Northumberland Police have announced today (Tuesday) that two men, Daniel Graham, 38, and Adam Carruthers, 31, from the Carlisle area, have been charged with criminal damage to the tree.

They have both also been charged with criminal damage to Hadrian’s Wall and will appear at Newcastle Magistrates’ Court on May 15.

After this breaking news, we thought we would put together key points leading up to this event.

September 27 - 28

Between September 27 and 28 of this year, the Sycamore Gap tree near Hexham was felled.

Millions of people woke up that morning to hear about the news. A  few rumours about how the tree had fallen flew around social media until Northumbria police and the National Trust confirmed it had been illegally felled.

In a statement, Northumberland National Park Authority said: "Northumberland National Park Authority can confirm that sadly, the famous tree at Sycamore Gap has come down overnight. We have reason to believe it has been deliberately felled.

"We are working with the relevant agencies and partners interested in this iconic North East landmark and will issue more details once they are known.

"Sycamore Gap was voted English Tree of the Year in 2016 in the Woodland Trust’s awards and is much-loved by people from across the world.

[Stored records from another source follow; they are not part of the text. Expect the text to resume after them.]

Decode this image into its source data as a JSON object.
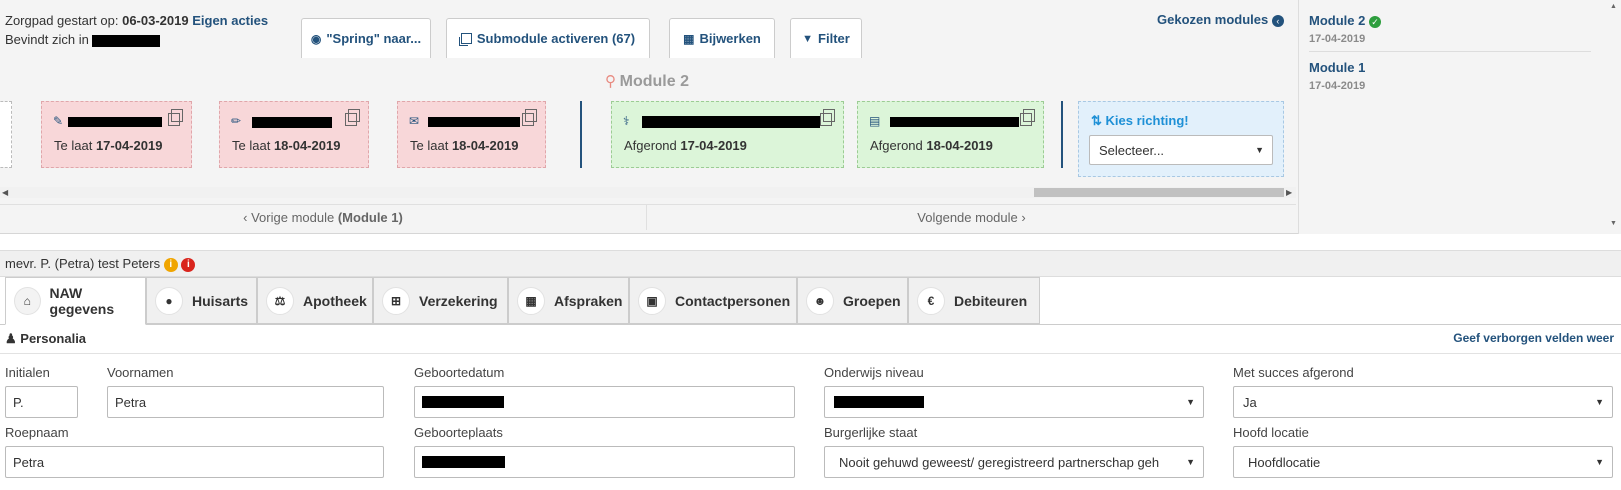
{
  "pathway": {
    "started_label": "Zorgpad gestart op:",
    "started_date": "06-03-2019",
    "own_actions": "Eigen acties",
    "located_in": "Bevindt zich in"
  },
  "toolbar": {
    "jump_label": "\"Spring\" naar...",
    "activate_label": "Submodule activeren (67)",
    "update_label": "Bijwerken",
    "filter_label": "Filter",
    "chosen_modules_label": "Gekozen modules"
  },
  "module": {
    "title": "Module 2",
    "cards": [
      {
        "status": "Te laat",
        "date": "17-04-2019",
        "icon": "edit-square-icon"
      },
      {
        "status": "Te laat",
        "date": "18-04-2019",
        "icon": "pencil-icon"
      },
      {
        "status": "Te laat",
        "date": "18-04-2019",
        "icon": "envelope-icon"
      },
      {
        "status": "Afgerond",
        "date": "17-04-2019",
        "icon": "stethoscope-icon"
      },
      {
        "status": "Afgerond",
        "date": "18-04-2019",
        "icon": "calendar-icon"
      }
    ],
    "direction": {
      "label": "Kies richting!",
      "select_value": "Selecteer..."
    },
    "prev_label": "Vorige module",
    "prev_name": "(Module 1)",
    "next_label": "Volgende module"
  },
  "sidebar": {
    "items": [
      {
        "name": "Module 2",
        "date": "17-04-2019"
      },
      {
        "name": "Module 1",
        "date": "17-04-2019"
      }
    ]
  },
  "patient": {
    "name": "mevr. P. (Petra) test Peters"
  },
  "tabs": [
    {
      "label": "NAW gegevens",
      "icon": "home-icon"
    },
    {
      "label": "Huisarts",
      "icon": "doctor-icon"
    },
    {
      "label": "Apotheek",
      "icon": "scale-icon"
    },
    {
      "label": "Verzekering",
      "icon": "plus-square-icon"
    },
    {
      "label": "Afspraken",
      "icon": "calendar-icon"
    },
    {
      "label": "Contactpersonen",
      "icon": "address-book-icon"
    },
    {
      "label": "Groepen",
      "icon": "group-icon"
    },
    {
      "label": "Debiteuren",
      "icon": "euro-icon"
    }
  ],
  "personalia": {
    "title": "Personalia",
    "show_hidden": "Geef verborgen velden weer",
    "initials_label": "Initialen",
    "initials_value": "P.",
    "firstnames_label": "Voornamen",
    "firstnames_value": "Petra",
    "birthdate_label": "Geboortedatum",
    "education_label": "Onderwijs niveau",
    "success_label": "Met succes afgerond",
    "success_value": "Ja",
    "callname_label": "Roepnaam",
    "callname_value": "Petra",
    "birthplace_label": "Geboorteplaats",
    "civil_label": "Burgerlijke staat",
    "civil_value": "Nooit gehuwd geweest/ geregistreerd partnerschap geh",
    "location_label": "Hoofd locatie",
    "location_value": "Hoofdlocatie"
  },
  "colors": {
    "link": "#23527c",
    "late": "#f8d7d9",
    "done": "#dcf5d9",
    "info_badge": "#f0a500",
    "alert_badge": "#d9251d"
  }
}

"Northumberland National Park Authority would like to ask the public not to visit the site at this time whilst we work with our partners to identify what has happened and to make the site safe."

Later that month, police confirmed that a 16-year-old and a man in his 60s were arrested and bailed in connection with the vandalism of a Sycamore tree.

October 12

On October 12, the 50-foot iconic Sycamore Gap was removed from its resting place near Hadrian's Wall and moved to a safe location.

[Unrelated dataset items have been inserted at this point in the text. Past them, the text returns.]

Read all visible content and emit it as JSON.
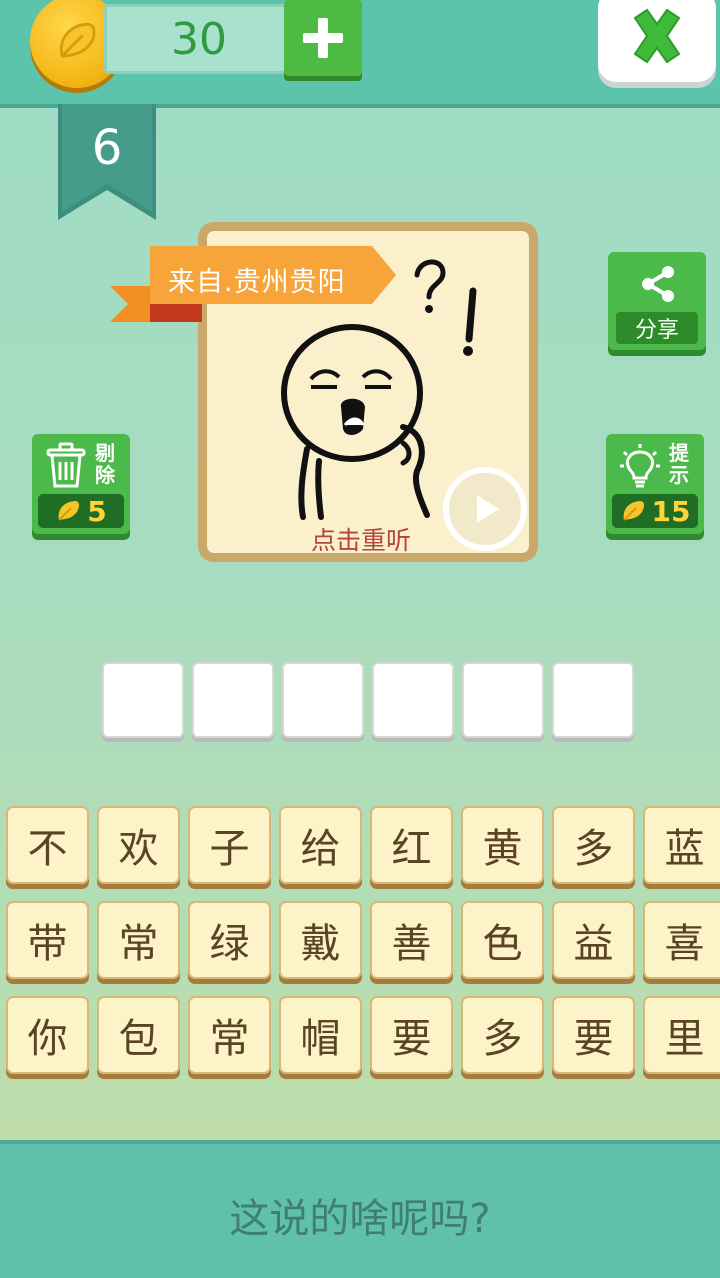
{
  "header": {
    "coins": "30",
    "coin_icon": "leaf-coin-icon",
    "add_icon": "plus-icon",
    "close_icon": "close-x-icon"
  },
  "level": {
    "number": "6"
  },
  "puzzle": {
    "origin": "来自.贵州贵阳",
    "replay_label": "点击重听",
    "play_icon": "play-icon"
  },
  "side_buttons": {
    "share": {
      "label": "分享",
      "icon": "share-icon"
    },
    "delete": {
      "label_line1": "剔",
      "label_line2": "除",
      "cost": "5",
      "icon": "trash-icon"
    },
    "hint": {
      "label_line1": "提",
      "label_line2": "示",
      "cost": "15",
      "icon": "lightbulb-icon"
    }
  },
  "answer_slots": [
    "",
    "",
    "",
    "",
    "",
    ""
  ],
  "letters": [
    "不",
    "欢",
    "子",
    "给",
    "红",
    "黄",
    "多",
    "蓝",
    "带",
    "常",
    "绿",
    "戴",
    "善",
    "色",
    "益",
    "喜",
    "你",
    "包",
    "常",
    "帽",
    "要",
    "多",
    "要",
    "里"
  ],
  "footer": {
    "caption": "这说的啥呢吗?"
  },
  "colors": {
    "top_bar": "#5cc4ab",
    "green_button": "#4cba4a",
    "tile_bg": "#fdf3c8",
    "tile_border": "#d6b877",
    "origin_tag": "#f7a43a",
    "replay_text": "#b5443a"
  }
}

The day-long careful operation was successful, and the tree was supervised by site owners National Trust as it was moved to a safe storage site.

October 31

On Tuesday, October 31, officers arrested two men in their 30s in connection with the incident.


In December, some positive news was announced as the National Trust said that the cuttings taken from the fallen tree are viable for propagation. It is also believed that the tree of the original trunk could regrow, but it could take up to three years before we know if this is possible.

The National Trust also invited the public to submit their photos and memories of the tree to These recollections will add to the hundreds of messages and memories shared in a temporary reflection space opened in the immediate aftermath of the felling at The Sill: National Landscape Discovery Centre.

Police also released an update on their investigation.

Two men in their 30s remain on police bail, and a man – in his 60s – previously arrested on suspicion of criminal damage will now face no further action by police.

Police are still investigating the crime and ask the public to avoid speculation on social media.